Kreslins explica que os desenvolvedores de software, em geral, possuem "traquejo" para compreender textos técnicos e aplicar o conhecimento. "Perdemos terreno quando o que se exige é uma habilidade maior na língua inglesa, ao ponto de ser necessário argumentar e persuadir", afirma Kreslins.

Formação

Para poder dar sequência à estratégia de expansão internacional, a solução muitas vezes é tentar contornar a questão do idioma com treinamentos próprios e flexibilizar a exigência na hora da contratação.

De olho no território norte-americano, a BRQ está investindo em um programa de treinamento em línguas para os funcionários. A LogComex, startup curitibana que oferece soluções de tecnologia para comércio exterior, também focou na formação própria dos colaboradores na língua inglesa.

Como explica Silvia Petreca, Tech Recruiter na empresa, antes mesmo dos projetos internacionais se tornarem foco, a empresa já oferecia de forma gratuita aulas de inglês aos funcionários, que precisavam arcar apenas com o valor do material didático.

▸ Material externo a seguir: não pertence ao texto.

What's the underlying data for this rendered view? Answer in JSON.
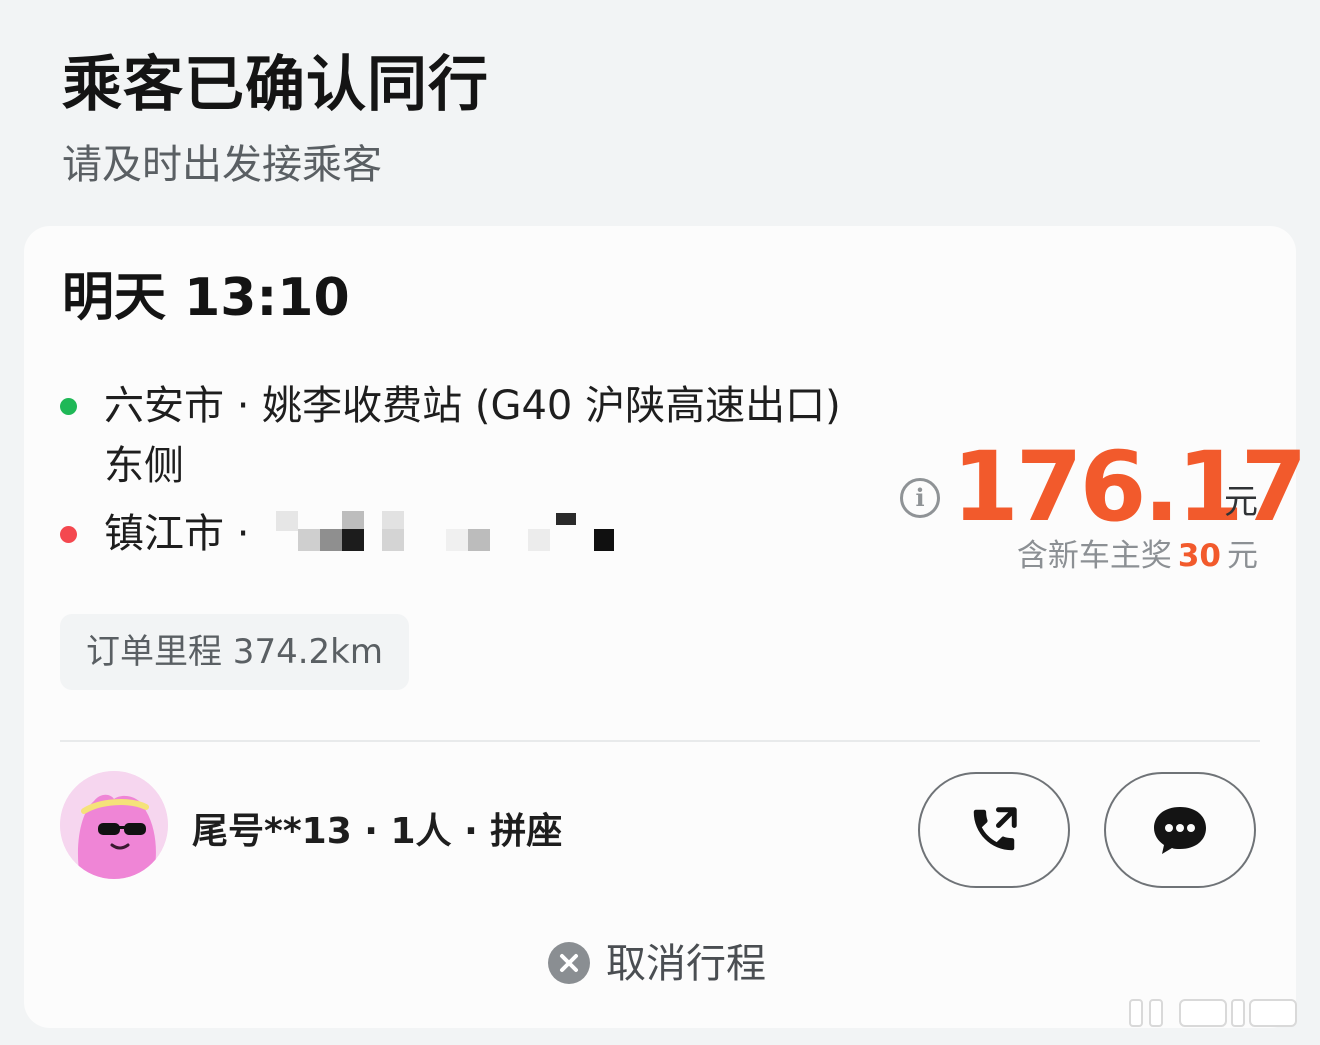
{
  "header": {
    "title": "乘客已确认同行",
    "subtitle": "请及时出发接乘客"
  },
  "trip": {
    "time": "明天 13:10",
    "origin": {
      "city": "六安市",
      "separator": " · ",
      "detail": "姚李收费站 (G40 沪陕高速出口) 东侧"
    },
    "destination": {
      "city": "镇江市",
      "separator": " · "
    },
    "distance": "订单里程 374.2km"
  },
  "price": {
    "value": "176.17",
    "unit": "元",
    "bonus_prefix": "含新车主奖",
    "bonus_amount": "30",
    "bonus_unit": "元"
  },
  "passenger": {
    "info": "尾号**13 · 1人 · 拼座"
  },
  "actions": {
    "cancel_label": "取消行程"
  },
  "colors": {
    "accent": "#f25a2c",
    "origin_dot": "#1fb857",
    "destination_dot": "#f4484f"
  },
  "icons": {
    "info": "info-icon",
    "call": "phone-call-icon",
    "message": "chat-bubble-icon",
    "cancel": "close-circle-icon"
  }
}
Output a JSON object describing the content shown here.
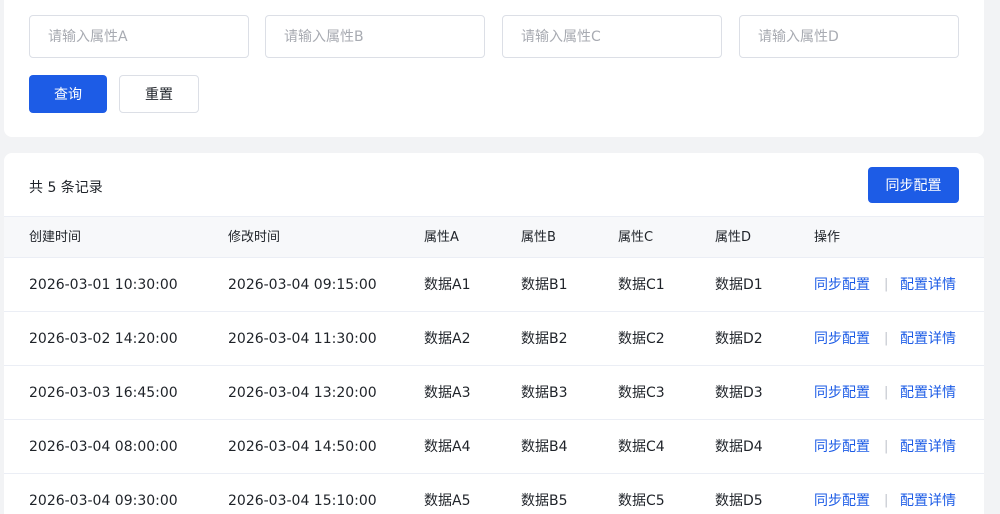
{
  "filters": {
    "a_placeholder": "请输入属性A",
    "b_placeholder": "请输入属性B",
    "c_placeholder": "请输入属性C",
    "d_placeholder": "请输入属性D",
    "search_label": "查询",
    "reset_label": "重置"
  },
  "table": {
    "record_count": "共 5 条记录",
    "sync_button_label": "同步配置",
    "columns": [
      "创建时间",
      "修改时间",
      "属性A",
      "属性B",
      "属性C",
      "属性D",
      "操作"
    ],
    "rows": [
      {
        "created": "2026-03-01 10:30:00",
        "modified": "2026-03-04 09:15:00",
        "a": "数据A1",
        "b": "数据B1",
        "c": "数据C1",
        "d": "数据D1",
        "action_sync": "同步配置",
        "sep": "|",
        "action_detail": "配置详情"
      },
      {
        "created": "2026-03-02 14:20:00",
        "modified": "2026-03-04 11:30:00",
        "a": "数据A2",
        "b": "数据B2",
        "c": "数据C2",
        "d": "数据D2",
        "action_sync": "同步配置",
        "sep": "|",
        "action_detail": "配置详情"
      },
      {
        "created": "2026-03-03 16:45:00",
        "modified": "2026-03-04 13:20:00",
        "a": "数据A3",
        "b": "数据B3",
        "c": "数据C3",
        "d": "数据D3",
        "action_sync": "同步配置",
        "sep": "|",
        "action_detail": "配置详情"
      },
      {
        "created": "2026-03-04 08:00:00",
        "modified": "2026-03-04 14:50:00",
        "a": "数据A4",
        "b": "数据B4",
        "c": "数据C4",
        "d": "数据D4",
        "action_sync": "同步配置",
        "sep": "|",
        "action_detail": "配置详情"
      },
      {
        "created": "2026-03-04 09:30:00",
        "modified": "2026-03-04 15:10:00",
        "a": "数据A5",
        "b": "数据B5",
        "c": "数据C5",
        "d": "数据D5",
        "action_sync": "同步配置",
        "sep": "|",
        "action_detail": "配置详情"
      }
    ]
  },
  "colors": {
    "primary": "#1d5ce6",
    "background": "#f2f3f5",
    "header_bg": "#f7f8fa"
  }
}
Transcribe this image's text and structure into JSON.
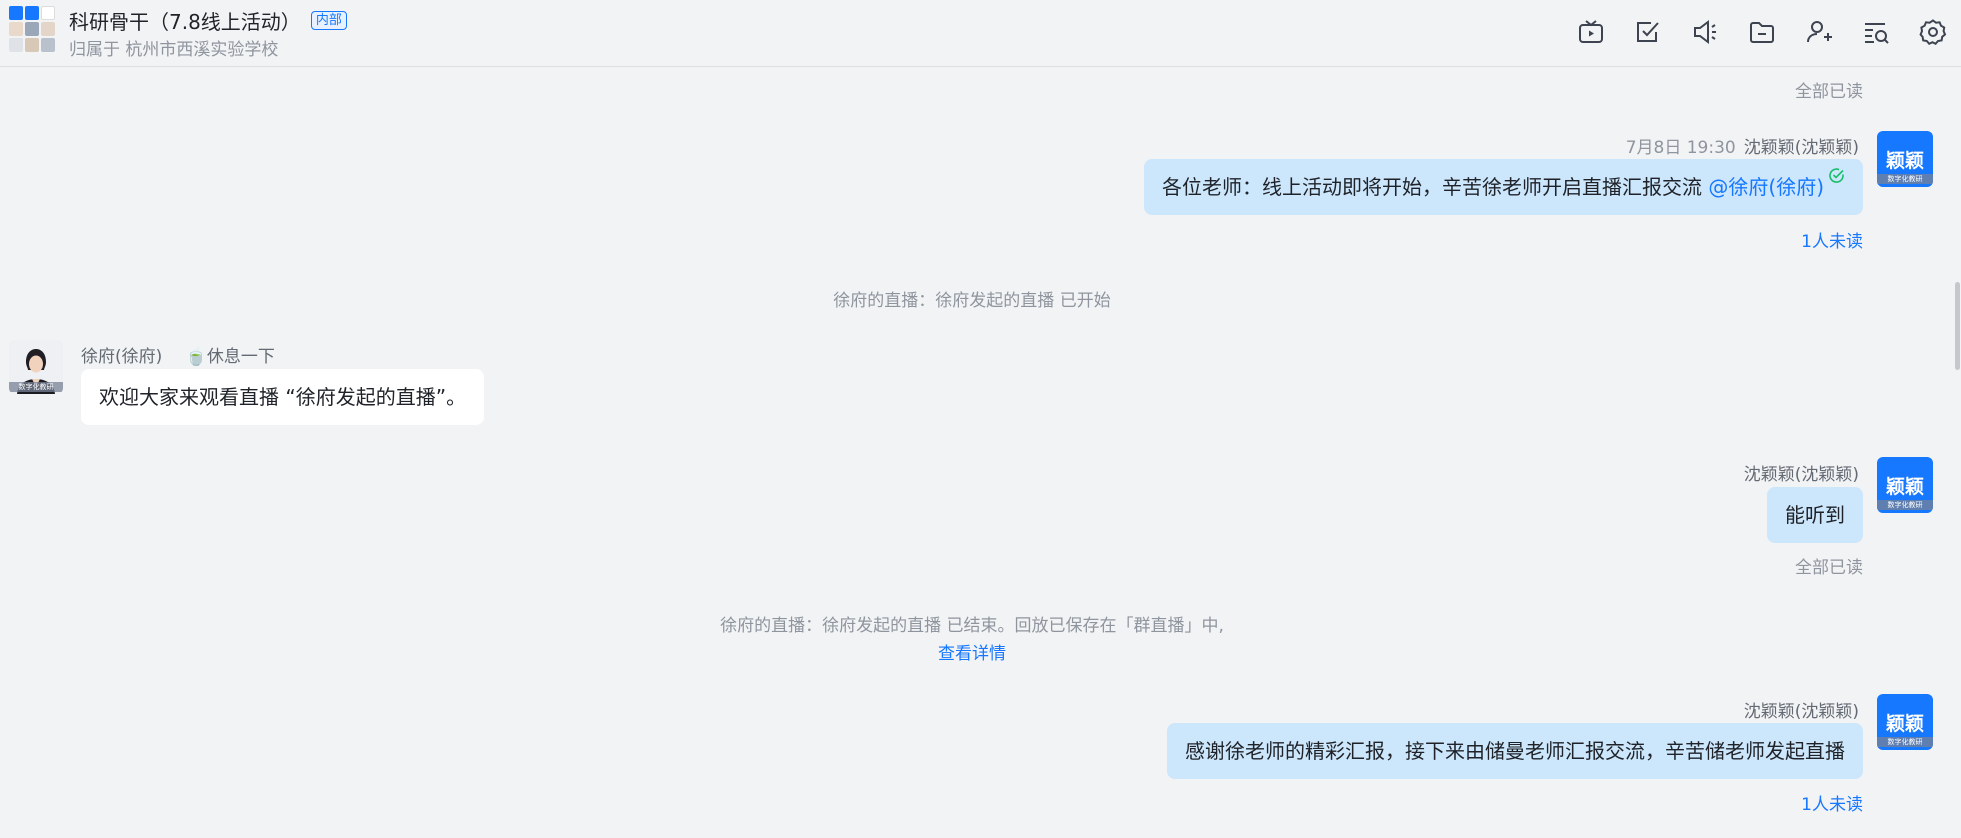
{
  "header": {
    "title": "科研骨干（7.8线上活动）",
    "tag": "内部",
    "subtitle": "归属于 杭州市西溪实验学校",
    "avatar_colors": [
      "#1677ff",
      "#1677ff",
      "#ffffff",
      "#f0e6dc",
      "#d9e3ef",
      "#f3ece4",
      "#e6e9ee",
      "#efe6dd",
      "#e0e4ea"
    ],
    "toolbar_icons": [
      "live-tv-icon",
      "task-check-icon",
      "announcement-icon",
      "folder-icon",
      "add-member-icon",
      "search-history-icon",
      "settings-icon"
    ]
  },
  "messages": {
    "read_all_top": "全部已读",
    "msg1": {
      "time": "7月8日 19:30",
      "sender": "沈颖颖(沈颖颖)",
      "text": "各位老师：线上活动即将开始，辛苦徐老师开启直播汇报交流 ",
      "mention": "@徐府(徐府)",
      "status": "1人未读",
      "avatar_text": "颖颖",
      "avatar_ribbon": "数字化教研"
    },
    "system1": "徐府的直播：徐府发起的直播 已开始",
    "msg2": {
      "sender": "徐府(徐府)",
      "user_status": "🍵休息一下",
      "text": "欢迎大家来观看直播 “徐府发起的直播”。",
      "avatar_ribbon": "数字化教研"
    },
    "msg3": {
      "sender": "沈颖颖(沈颖颖)",
      "text": "能听到",
      "status": "全部已读",
      "avatar_text": "颖颖",
      "avatar_ribbon": "数字化教研"
    },
    "system2": "徐府的直播：徐府发起的直播 已结束。回放已保存在「群直播」中,",
    "system2_link": "查看详情",
    "msg4": {
      "sender": "沈颖颖(沈颖颖)",
      "text": "感谢徐老师的精彩汇报，接下来由储曼老师汇报交流，辛苦储老师发起直播",
      "status": "1人未读",
      "avatar_text": "颖颖",
      "avatar_ribbon": "数字化教研"
    }
  },
  "colors": {
    "accent": "#1677ff",
    "my_bubble": "#cce6fb",
    "other_bubble": "#ffffff",
    "background": "#f2f3f5",
    "read_check": "#19be6b"
  }
}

Silvia conta que o processo seletivo da LogComex foca mais na experiência profissional do candidato do que em sua formação ou desenvoltura na língua inglesa. "Acreditamos que a escolaridade não importa tanto quanto a vontade de vestir a camisa da empresa", afirma. "Entendemos que muitas pessoas não têm tempo de fazer uma escola de inglês depois do trabalho, por exemplo."